While most economists see these reforms as long overdue in places like Greece and Portugal, they also come amid deep recessions in the euro zone’s peripheral nations. In effect, ordering up austerity during deep downturns, German policymakers may have ensured that these smaller economies will fail to produce the growth necessary to ultimately turn things around.
The worse already appears imminent in Greece, bailed out last year but now increasingly unable to live up to the terms of its rescue. There is open talk among Greek politicians now of imposing huge losses on the holders of Greek government bonds — a “haircut” which would effectively end Greece’s access to international borrowing, making it either a ward of the EU or, worse, subject it to expulsion from the common currency.
Navigating the rolling train wreck of sovereign debt in the euro zone has proven almost impossible for the complex, supra-national politics of the EU. Efforts to absorb relatively inefficient and uncompetitive economies into the larger EU during good times paid too little attention to fiscal matters.
In spite of the fact that both Germans and, say, Spaniards get paid in euros for their labors, their governments are still free to set their own national spending policies separately. In most cases, this means borrowing on world bond markets to fund chronic deficits. The lack of discipline in some of these countries has now come home to roost.

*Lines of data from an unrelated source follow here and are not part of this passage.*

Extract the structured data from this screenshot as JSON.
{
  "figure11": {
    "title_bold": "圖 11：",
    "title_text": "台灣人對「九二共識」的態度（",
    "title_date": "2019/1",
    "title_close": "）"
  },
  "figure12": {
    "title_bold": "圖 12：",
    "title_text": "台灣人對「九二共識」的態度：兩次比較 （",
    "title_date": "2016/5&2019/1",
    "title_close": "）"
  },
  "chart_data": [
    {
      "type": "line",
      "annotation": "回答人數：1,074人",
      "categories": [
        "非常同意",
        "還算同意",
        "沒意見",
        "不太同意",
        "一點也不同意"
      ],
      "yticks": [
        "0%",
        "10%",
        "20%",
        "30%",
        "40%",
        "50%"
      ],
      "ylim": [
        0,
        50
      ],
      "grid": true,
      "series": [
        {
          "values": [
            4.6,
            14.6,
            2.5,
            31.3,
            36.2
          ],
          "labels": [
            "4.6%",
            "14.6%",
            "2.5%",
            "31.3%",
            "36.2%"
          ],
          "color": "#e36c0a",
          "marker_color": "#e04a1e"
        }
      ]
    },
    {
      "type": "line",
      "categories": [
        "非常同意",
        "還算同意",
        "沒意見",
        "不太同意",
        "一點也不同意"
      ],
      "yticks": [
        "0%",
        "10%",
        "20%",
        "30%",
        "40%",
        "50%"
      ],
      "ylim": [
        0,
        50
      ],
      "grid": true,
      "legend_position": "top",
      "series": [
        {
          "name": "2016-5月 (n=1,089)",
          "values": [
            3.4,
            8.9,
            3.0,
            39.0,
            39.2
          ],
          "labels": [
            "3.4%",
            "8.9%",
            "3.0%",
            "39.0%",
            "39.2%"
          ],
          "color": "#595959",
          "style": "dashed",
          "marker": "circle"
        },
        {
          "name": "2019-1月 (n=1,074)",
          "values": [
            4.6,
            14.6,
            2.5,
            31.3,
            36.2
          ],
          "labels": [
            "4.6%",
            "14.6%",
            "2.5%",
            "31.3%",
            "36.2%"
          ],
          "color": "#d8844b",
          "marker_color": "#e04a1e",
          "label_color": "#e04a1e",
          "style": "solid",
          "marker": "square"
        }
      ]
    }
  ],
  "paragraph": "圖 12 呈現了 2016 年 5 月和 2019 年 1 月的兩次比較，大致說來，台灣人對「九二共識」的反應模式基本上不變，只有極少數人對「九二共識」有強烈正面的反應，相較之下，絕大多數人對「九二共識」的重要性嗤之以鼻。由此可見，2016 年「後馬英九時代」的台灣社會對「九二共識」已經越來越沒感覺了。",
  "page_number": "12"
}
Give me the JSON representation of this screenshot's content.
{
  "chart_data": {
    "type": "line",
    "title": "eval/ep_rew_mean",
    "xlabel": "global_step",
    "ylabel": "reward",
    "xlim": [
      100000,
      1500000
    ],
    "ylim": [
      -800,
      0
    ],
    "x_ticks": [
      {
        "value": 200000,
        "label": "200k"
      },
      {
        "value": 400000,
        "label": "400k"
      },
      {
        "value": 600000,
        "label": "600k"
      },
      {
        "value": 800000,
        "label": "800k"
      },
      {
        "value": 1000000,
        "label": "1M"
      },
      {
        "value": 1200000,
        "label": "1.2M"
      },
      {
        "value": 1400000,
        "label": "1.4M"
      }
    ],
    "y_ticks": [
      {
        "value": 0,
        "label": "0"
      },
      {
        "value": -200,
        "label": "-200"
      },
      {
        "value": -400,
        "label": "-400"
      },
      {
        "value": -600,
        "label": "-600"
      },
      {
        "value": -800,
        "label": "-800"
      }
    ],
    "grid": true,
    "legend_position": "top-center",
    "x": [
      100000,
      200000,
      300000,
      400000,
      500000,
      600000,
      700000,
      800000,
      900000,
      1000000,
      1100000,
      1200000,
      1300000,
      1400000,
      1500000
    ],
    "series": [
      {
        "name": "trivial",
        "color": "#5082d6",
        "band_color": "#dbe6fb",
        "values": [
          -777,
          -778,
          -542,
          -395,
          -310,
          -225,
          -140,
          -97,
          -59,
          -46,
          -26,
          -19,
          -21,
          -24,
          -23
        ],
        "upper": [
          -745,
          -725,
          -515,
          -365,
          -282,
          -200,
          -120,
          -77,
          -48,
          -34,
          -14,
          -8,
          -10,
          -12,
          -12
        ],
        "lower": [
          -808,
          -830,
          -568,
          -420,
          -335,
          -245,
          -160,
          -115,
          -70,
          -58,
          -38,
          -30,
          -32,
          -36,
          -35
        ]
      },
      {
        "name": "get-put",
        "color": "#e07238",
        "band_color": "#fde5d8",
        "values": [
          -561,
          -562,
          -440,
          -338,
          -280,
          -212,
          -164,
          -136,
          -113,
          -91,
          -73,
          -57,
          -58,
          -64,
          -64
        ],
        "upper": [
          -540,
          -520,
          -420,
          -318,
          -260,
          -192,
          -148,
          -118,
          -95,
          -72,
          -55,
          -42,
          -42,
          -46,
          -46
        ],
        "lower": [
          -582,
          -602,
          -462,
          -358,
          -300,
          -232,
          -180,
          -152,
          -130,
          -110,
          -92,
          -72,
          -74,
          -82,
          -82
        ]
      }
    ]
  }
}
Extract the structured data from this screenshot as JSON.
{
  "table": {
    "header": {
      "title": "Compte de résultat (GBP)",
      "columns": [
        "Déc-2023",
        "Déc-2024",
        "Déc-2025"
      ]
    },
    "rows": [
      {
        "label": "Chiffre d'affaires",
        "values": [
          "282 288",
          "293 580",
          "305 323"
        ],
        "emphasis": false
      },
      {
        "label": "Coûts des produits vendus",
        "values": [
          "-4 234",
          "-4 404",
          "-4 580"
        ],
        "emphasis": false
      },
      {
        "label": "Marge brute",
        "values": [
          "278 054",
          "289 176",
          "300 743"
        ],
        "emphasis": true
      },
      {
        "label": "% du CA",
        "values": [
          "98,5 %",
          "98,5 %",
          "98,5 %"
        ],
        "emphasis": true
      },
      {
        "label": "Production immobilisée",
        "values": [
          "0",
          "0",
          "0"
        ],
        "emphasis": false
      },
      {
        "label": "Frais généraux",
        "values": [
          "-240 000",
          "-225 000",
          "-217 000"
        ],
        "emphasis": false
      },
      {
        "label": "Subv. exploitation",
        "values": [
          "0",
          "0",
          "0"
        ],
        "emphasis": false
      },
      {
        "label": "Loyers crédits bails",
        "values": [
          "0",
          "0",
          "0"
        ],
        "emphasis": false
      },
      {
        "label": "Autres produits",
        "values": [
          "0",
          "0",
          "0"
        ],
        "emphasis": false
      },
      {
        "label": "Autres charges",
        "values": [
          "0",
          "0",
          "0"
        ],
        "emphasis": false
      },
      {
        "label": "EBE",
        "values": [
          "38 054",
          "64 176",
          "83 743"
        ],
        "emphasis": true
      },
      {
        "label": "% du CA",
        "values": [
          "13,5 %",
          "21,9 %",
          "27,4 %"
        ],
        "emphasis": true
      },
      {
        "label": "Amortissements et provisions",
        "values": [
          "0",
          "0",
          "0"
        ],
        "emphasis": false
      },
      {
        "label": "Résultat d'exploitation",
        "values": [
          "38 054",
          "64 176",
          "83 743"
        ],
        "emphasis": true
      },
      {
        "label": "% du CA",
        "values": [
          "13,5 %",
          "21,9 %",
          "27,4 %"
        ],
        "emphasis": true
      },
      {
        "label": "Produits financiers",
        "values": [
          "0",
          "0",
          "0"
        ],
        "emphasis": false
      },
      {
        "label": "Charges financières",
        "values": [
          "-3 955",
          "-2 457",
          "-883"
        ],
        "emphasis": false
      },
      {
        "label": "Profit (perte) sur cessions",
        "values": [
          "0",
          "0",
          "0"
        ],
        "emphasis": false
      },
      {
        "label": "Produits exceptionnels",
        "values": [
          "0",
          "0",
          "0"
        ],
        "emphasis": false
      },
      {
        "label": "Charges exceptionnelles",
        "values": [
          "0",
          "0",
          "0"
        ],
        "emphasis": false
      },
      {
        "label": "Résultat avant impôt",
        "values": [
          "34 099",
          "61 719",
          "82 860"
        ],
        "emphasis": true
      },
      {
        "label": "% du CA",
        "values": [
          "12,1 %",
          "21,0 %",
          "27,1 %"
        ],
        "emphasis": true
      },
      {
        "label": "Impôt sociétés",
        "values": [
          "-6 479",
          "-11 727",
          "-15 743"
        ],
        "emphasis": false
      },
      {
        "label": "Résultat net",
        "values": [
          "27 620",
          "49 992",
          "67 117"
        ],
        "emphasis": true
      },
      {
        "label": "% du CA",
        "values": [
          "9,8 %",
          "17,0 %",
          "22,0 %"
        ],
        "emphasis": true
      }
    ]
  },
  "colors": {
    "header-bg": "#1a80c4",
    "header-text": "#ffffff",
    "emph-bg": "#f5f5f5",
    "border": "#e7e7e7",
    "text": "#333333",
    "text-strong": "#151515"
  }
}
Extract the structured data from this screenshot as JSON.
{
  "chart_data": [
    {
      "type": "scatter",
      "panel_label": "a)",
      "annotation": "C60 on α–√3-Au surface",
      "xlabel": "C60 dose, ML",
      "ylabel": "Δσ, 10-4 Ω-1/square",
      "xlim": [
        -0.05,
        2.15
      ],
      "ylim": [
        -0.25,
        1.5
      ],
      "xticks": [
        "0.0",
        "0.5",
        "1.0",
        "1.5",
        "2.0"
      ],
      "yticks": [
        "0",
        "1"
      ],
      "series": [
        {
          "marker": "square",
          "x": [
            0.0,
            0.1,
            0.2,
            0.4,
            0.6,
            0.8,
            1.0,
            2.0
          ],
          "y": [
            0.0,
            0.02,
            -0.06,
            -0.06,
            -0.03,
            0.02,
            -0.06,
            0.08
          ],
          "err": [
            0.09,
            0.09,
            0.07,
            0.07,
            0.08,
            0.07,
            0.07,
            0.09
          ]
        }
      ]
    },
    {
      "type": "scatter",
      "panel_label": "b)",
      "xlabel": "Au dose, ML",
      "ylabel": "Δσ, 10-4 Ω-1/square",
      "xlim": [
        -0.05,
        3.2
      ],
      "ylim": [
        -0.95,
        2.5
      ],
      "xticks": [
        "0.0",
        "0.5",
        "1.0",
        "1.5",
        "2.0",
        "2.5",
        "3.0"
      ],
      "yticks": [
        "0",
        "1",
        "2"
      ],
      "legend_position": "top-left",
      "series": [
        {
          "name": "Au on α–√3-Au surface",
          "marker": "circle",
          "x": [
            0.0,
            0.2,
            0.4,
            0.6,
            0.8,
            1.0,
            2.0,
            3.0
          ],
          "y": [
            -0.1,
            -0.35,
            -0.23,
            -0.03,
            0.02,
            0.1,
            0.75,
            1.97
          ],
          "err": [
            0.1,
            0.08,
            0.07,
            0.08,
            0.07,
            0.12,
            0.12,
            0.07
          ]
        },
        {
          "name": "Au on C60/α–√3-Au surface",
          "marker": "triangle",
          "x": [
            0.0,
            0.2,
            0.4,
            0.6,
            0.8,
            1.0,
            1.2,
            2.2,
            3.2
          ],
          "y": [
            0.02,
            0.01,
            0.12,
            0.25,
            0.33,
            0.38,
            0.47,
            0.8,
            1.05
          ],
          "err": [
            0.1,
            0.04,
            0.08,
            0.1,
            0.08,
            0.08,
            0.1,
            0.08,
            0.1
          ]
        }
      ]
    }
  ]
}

Once the global financial crisis exposed the risks that European banks had exposed themselves to by lending to profligate peripheral governments, international bond markets rebelled. The costs of borrowing to cover government spending spiraled out of reach for the Greek, Irish and Portuguese governments.
Will Spain now follow? The world should hope not. Spain, with an economy that ranks as the 12th largest in the world according to the World Bank, will not slip beneath the waves quietly. The world’s banks, mostly European but also many large American, Arab and Japanese banks, are deeply exposed to Spain’s debt woes, which have their roots in a property bubble that burst in 2007.
Unfortunately, the handling of the crisis by euro zone governments — again, taking their cue from Germany — continues to be marked by denial (as to the depth of the crisis), shortsightedness and political self-interest. At best, the current approach is pushing off the day of reckoning; at worst, it is allowing a much larger crisis to fester, threatening not only the ability of Spain and other governments to repay their debts, but the viability of the European Union itself.